Après la guerre : De la maison au Moulin

Nombre des enfants revenus ce « premier shabbat de la Libération » avaient perdu leur famille. D’autres enfants cachés ailleurs ou revenus des camps avaient aussi besoin d’un havre. Moissac sera le leur. En 45, avec l’aide de la ville, Shatta et Bouli ouvriront ici une autre maison. Le Moulin sera jusqu’en 1953 un lieu de vie, de formation et d’apprentissage pour des centaines d’enfants juifs.

Le Moulin de Moissac sera pour eux celui de la reconstruction.

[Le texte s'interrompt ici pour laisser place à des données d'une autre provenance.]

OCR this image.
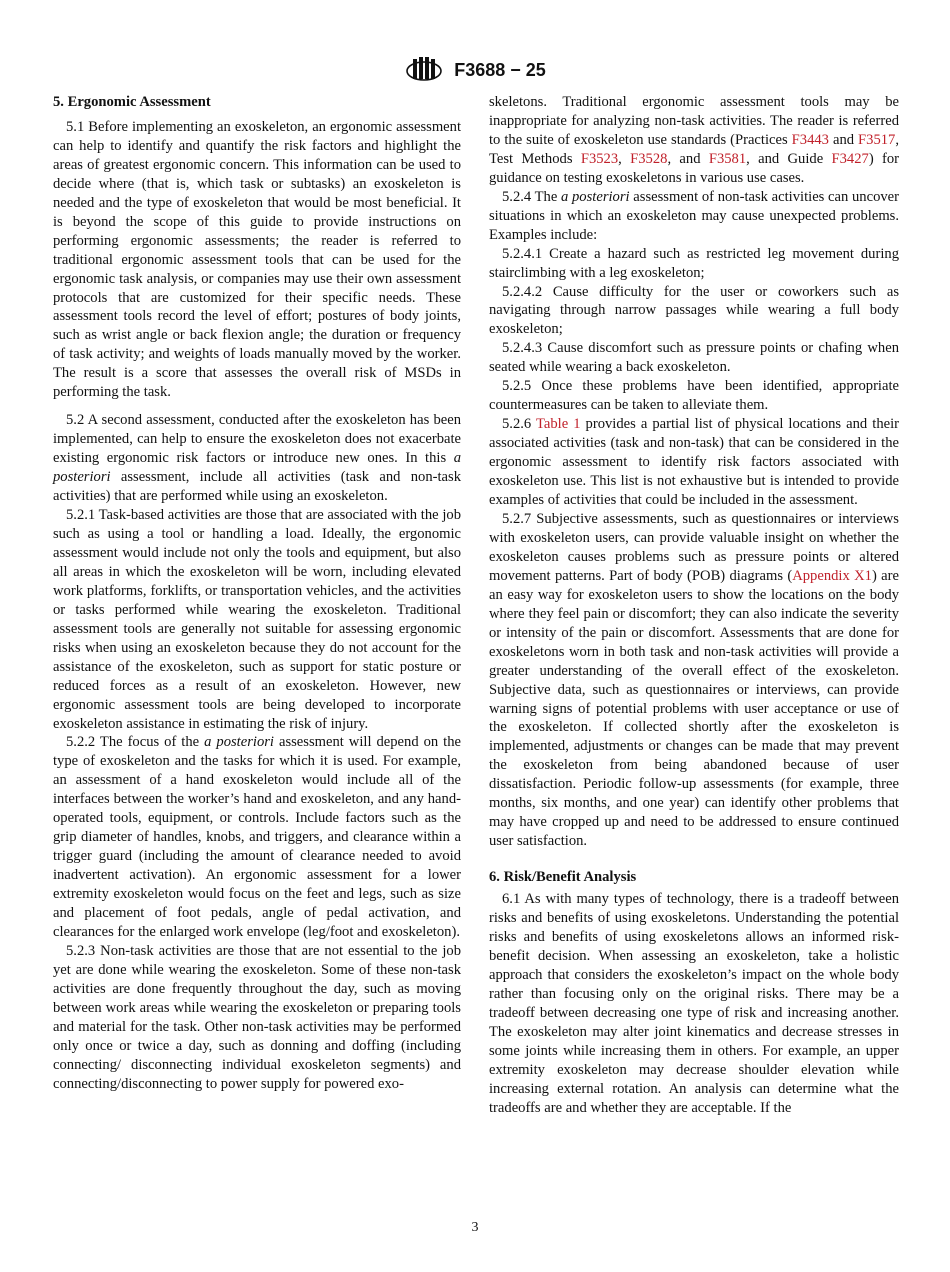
F3688 − 25
5. Ergonomic Assessment

5.1 Before implementing an exoskeleton, an ergonomic assessment can help to identify and quantify the risk factors and highlight the areas of greatest ergonomic concern. This information can be used to decide where (that is, which task or subtasks) an exoskeleton is needed and the type of exoskeleton that would be most beneficial. It is beyond the scope of this guide to provide instructions on performing ergonomic assessments; the reader is referred to traditional ergonomic assessment tools that can be used for the ergonomic task analysis, or companies may use their own assessment protocols that are customized for their specific needs. These assessment tools record the level of effort; postures of body joints, such as wrist angle or back flexion angle; the duration or frequency of task activity; and weights of loads manually moved by the worker. The result is a score that assesses the overall risk of MSDs in performing the task.

5.2 A second assessment, conducted after the exoskeleton has been implemented, can help to ensure the exoskeleton does not exacerbate existing ergonomic risk factors or introduce new ones. In this a posteriori assessment, include all activities (task and non-task activities) that are performed while using an exoskeleton.

5.2.1 Task-based activities are those that are associated with the job such as using a tool or handling a load. Ideally, the ergonomic assessment would include not only the tools and equipment, but also all areas in which the exoskeleton will be worn, including elevated work platforms, forklifts, or transportation vehicles, and the activities or tasks performed while wearing the exoskeleton. Traditional assessment tools are generally not suitable for assessing ergonomic risks when using an exoskeleton because they do not account for the assistance of the exoskeleton, such as support for static posture or reduced forces as a result of an exoskeleton. However, new ergonomic assessment tools are being developed to incorporate exoskeleton assistance in estimating the risk of injury.

5.2.2 The focus of the a posteriori assessment will depend on the type of exoskeleton and the tasks for which it is used. For example, an assessment of a hand exoskeleton would include all of the interfaces between the worker’s hand and exoskeleton, and any hand-operated tools, equipment, or controls. Include factors such as the grip diameter of handles, knobs, and triggers, and clearance within a trigger guard (including the amount of clearance needed to avoid inadvertent activation). An ergonomic assessment for a lower extremity exoskeleton would focus on the feet and legs, such as size and placement of foot pedals, angle of pedal activation, and clearances for the enlarged work envelope (leg/foot and exoskeleton).

5.2.3 Non-task activities are those that are not essential to the job yet are done while wearing the exoskeleton. Some of these non-task activities are done frequently throughout the day, such as moving between work areas while wearing the exoskeleton or preparing tools and material for the task. Other non-task activities may be performed only once or twice a day, such as donning and doffing (including connecting/ disconnecting individual exoskeleton segments) and connecting/disconnecting to power supply for powered exo-

skeletons. Traditional ergonomic assessment tools may be inappropriate for analyzing non-task activities. The reader is referred to the suite of exoskeleton use standards (Practices F3443 and F3517, Test Methods F3523, F3528, and F3581, and Guide F3427) for guidance on testing exoskeletons in various use cases.

5.2.4 The a posteriori assessment of non-task activities can uncover situations in which an exoskeleton may cause unexpected problems. Examples include:

5.2.4.1 Create a hazard such as restricted leg movement during stairclimbing with a leg exoskeleton;

5.2.4.2 Cause difficulty for the user or coworkers such as navigating through narrow passages while wearing a full body exoskeleton;

5.2.4.3 Cause discomfort such as pressure points or chafing when seated while wearing a back exoskeleton.

5.2.5 Once these problems have been identified, appropriate countermeasures can be taken to alleviate them.

5.2.6 Table 1 provides a partial list of physical locations and their associated activities (task and non-task) that can be considered in the ergonomic assessment to identify risk factors associated with exoskeleton use. This list is not exhaustive but is intended to provide examples of activities that could be included in the assessment.

5.2.7 Subjective assessments, such as questionnaires or interviews with exoskeleton users, can provide valuable insight on whether the exoskeleton causes problems such as pressure points or altered movement patterns. Part of body (POB) diagrams (Appendix X1) are an easy way for exoskeleton users to show the locations on the body where they feel pain or discomfort; they can also indicate the severity or intensity of the pain or discomfort. Assessments that are done for exoskeletons worn in both task and non-task activities will provide a greater understanding of the overall effect of the exoskeleton. Subjective data, such as questionnaires or interviews, can provide warning signs of potential problems with user acceptance or use of the exoskeleton. If collected shortly after the exoskeleton is implemented, adjustments or changes can be made that may prevent the exoskeleton from being abandoned because of user dissatisfaction. Periodic follow-up assessments (for example, three months, six months, and one year) can identify other problems that may have cropped up and need to be addressed to ensure continued user satisfaction.

6. Risk/Benefit Analysis

6.1 As with many types of technology, there is a tradeoff between risks and benefits of using exoskeletons. Understanding the potential risks and benefits of using exoskeletons allows an informed risk-benefit decision. When assessing an exoskeleton, take a holistic approach that considers the exoskeleton’s impact on the whole body rather than focusing only on the original risks. There may be a tradeoff between decreasing one type of risk and increasing another. The exoskeleton may alter joint kinematics and decrease stresses in some joints while increasing them in others. For example, an upper extremity exoskeleton may decrease shoulder elevation while increasing external rotation. An analysis can determine what the tradeoffs are and whether they are acceptable. If the

3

3 réflexions sur “L’Histoire

  1. Le , Alain CHICHEPORTICHE a dit:

    Bonjour
    Ravi et très ému que l’on honore tout un week-end MOISSAC, Shatta et Bouli SIMON.
    Je fus un de leurs élèves dès 1968 et je continue à fréquenter régulièrement Le Château de LAVERSINE, maison d’enfants créée dans la foulée de MOISSAC précisement par Shatta et Bouli et qui fonctionne à ce jour. Vous aurez compris que toute cette histoire extraordinaire me touche encore beaucoup aujourd’hui. Bon colloque à tous.
    Alain CHICHEPORTICHE

  2. Monsieur
    Merci pour votre témoignage et vos encouragements. La première journée fut une réussite exceptionnelle où l’émotion le disputait à l’analyse scientifique.
    Dimanche, avec l’inauguration de l’Esplanade des Justes, sera aussi un grand jour pour Moissac et sa population, on se souviendra de Shatta et Bouli, de tous les enfants juifs sauvés ici et des justes reconnus ou pas qui ont fait montre du meilleur d’eux mêmes

  3. Le , HALIMI André. (Marseille) a dit:

    Que d’emotions en lisant toutes ces infos sur Moissac
    Mes 30 années passées aux EI defilent dans ma tete.